If you have been keeping up with the trend to use free knitting patterns for your knitting projects then you probably have been searching the internet for web sites offering them. It is not just by collecting free knitting patterns that you can save money. You need to look around your house for knitted items that you no longer use. Look at any old sweater and ask yourself if you still like the style, maybe you never really liked it in the first place. Maybe you still love the color or the texture of the yarn. This will probably be a good candidate for re-using the yarn and knitting a whole new sweater using one of those free knitting patterns you have been collecting. I have done this often because I hate to waste money. Once you have made the decision, and the size of the sweater is approximately equal to or larger than the one you will be making from your free knitting pattern, then the decision is easy...it's time to re-use the yarn.
The first thing I do is un stitch all around the seams. Take your time and be careful where you cut so you don't keep cutting the pieces of knitting. First you need to find the end where the knitting was cast off, not on, because the way the yarn is knitted, makes it very easy to just pull and unravel each row. It helps if you have a helper with their hands about a foot apart. I have many memories of sitting with my hands apart while my mother wound yarn around them. If you don't have a willing pair of hands then just use the back of a chair to wind the yarn around. If you find that some of the pieces of yarn are short you can just tie the next piece to it and continue on. I usually tie a couple of pieces of yarn loosely around the bundle to stop it tangling. This is the stage you look at it and wonder how you will knit with this crinkly yarn. If you used it this way it would give a bumpy texture to your knitting and could cause problems with your tension.

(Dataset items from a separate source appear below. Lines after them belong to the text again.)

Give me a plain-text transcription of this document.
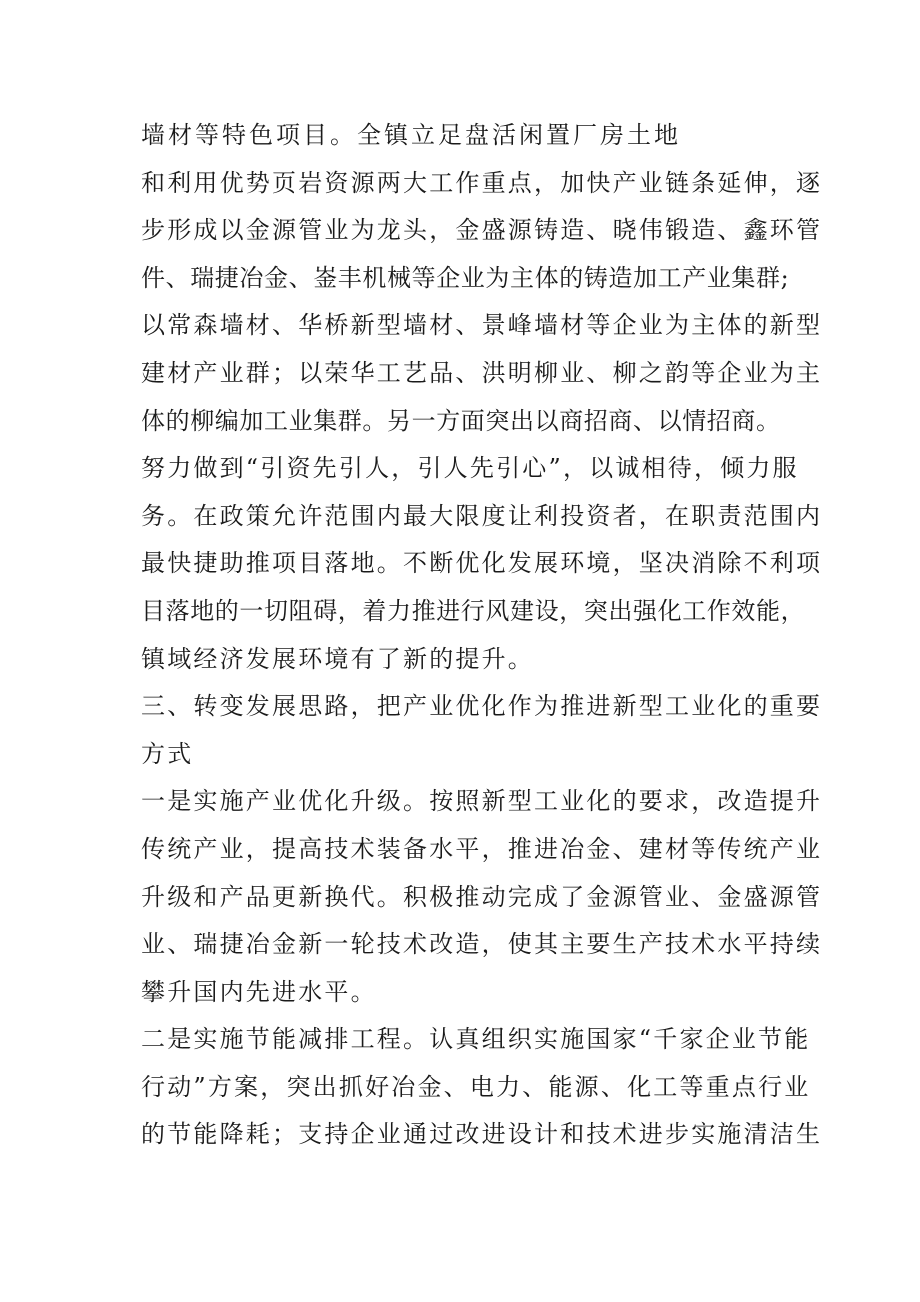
墙材等特色项目。全镇立足盘活闲置厂房土地
和利用优势页岩资源两大工作重点，加快产业链条延伸，逐
步形成以金源管业为龙头，金盛源铸造、晓伟锻造、鑫环管
件、瑞捷冶金、崟丰机械等企业为主体的铸造加工产业集群;
以常森墙材、华桥新型墙材、景峰墙材等企业为主体的新型
建材产业群；以荣华工艺品、洪明柳业、柳之韵等企业为主
体的柳编加工业集群。另一方面突出以商招商、以情招商。
努力做到“引资先引人，引人先引心”，以诚相待，倾力服
务。在政策允许范围内最大限度让利投资者，在职责范围内
最快捷助推项目落地。不断优化发展环境，坚决消除不利项
目落地的一切阻碍，着力推进行风建设，突出强化工作效能，
镇域经济发展环境有了新的提升。
三、转变发展思路，把产业优化作为推进新型工业化的重要
方式
一是实施产业优化升级。按照新型工业化的要求，改造提升
传统产业，提高技术装备水平，推进冶金、建材等传统产业
升级和产品更新换代。积极推动完成了金源管业、金盛源管
业、瑞捷冶金新一轮技术改造，使其主要生产技术水平持续
攀升国内先进水平。
二是实施节能减排工程。认真组织实施国家“千家企业节能
行动”方案，突出抓好冶金、电力、能源、化工等重点行业
的节能降耗；支持企业通过改进设计和技术进步实施清洁生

I have had some success with washing the yarn in bundles (washable yarn only of course). I wash yarn as usual leaving the yarn quite wet. I hang the yarn over the back of an old chair outside, or inside in the bath tub in the winter. You can use anything that will let you hang it. A stick across two boxes will work. Because the yarn is wet it will pull itself down while it dries. When it is dry I wind it with my yarn winder, but if you don't have one just hand wind into balls. I like to use my yarn winder because I can pull the yarn from the inside which stops it rolling and catching. Some people have success winding the yarn around a small object to make a hollow inside but make sure you can get it out. If not then hand winding it is!
Now take your yarn, which cost you nothing, and take your free knitting patterns, which cost you nothing, and start creating. The pride of wearing something you have made yourself will be so much more when you can say that you didn't spend any money to do it!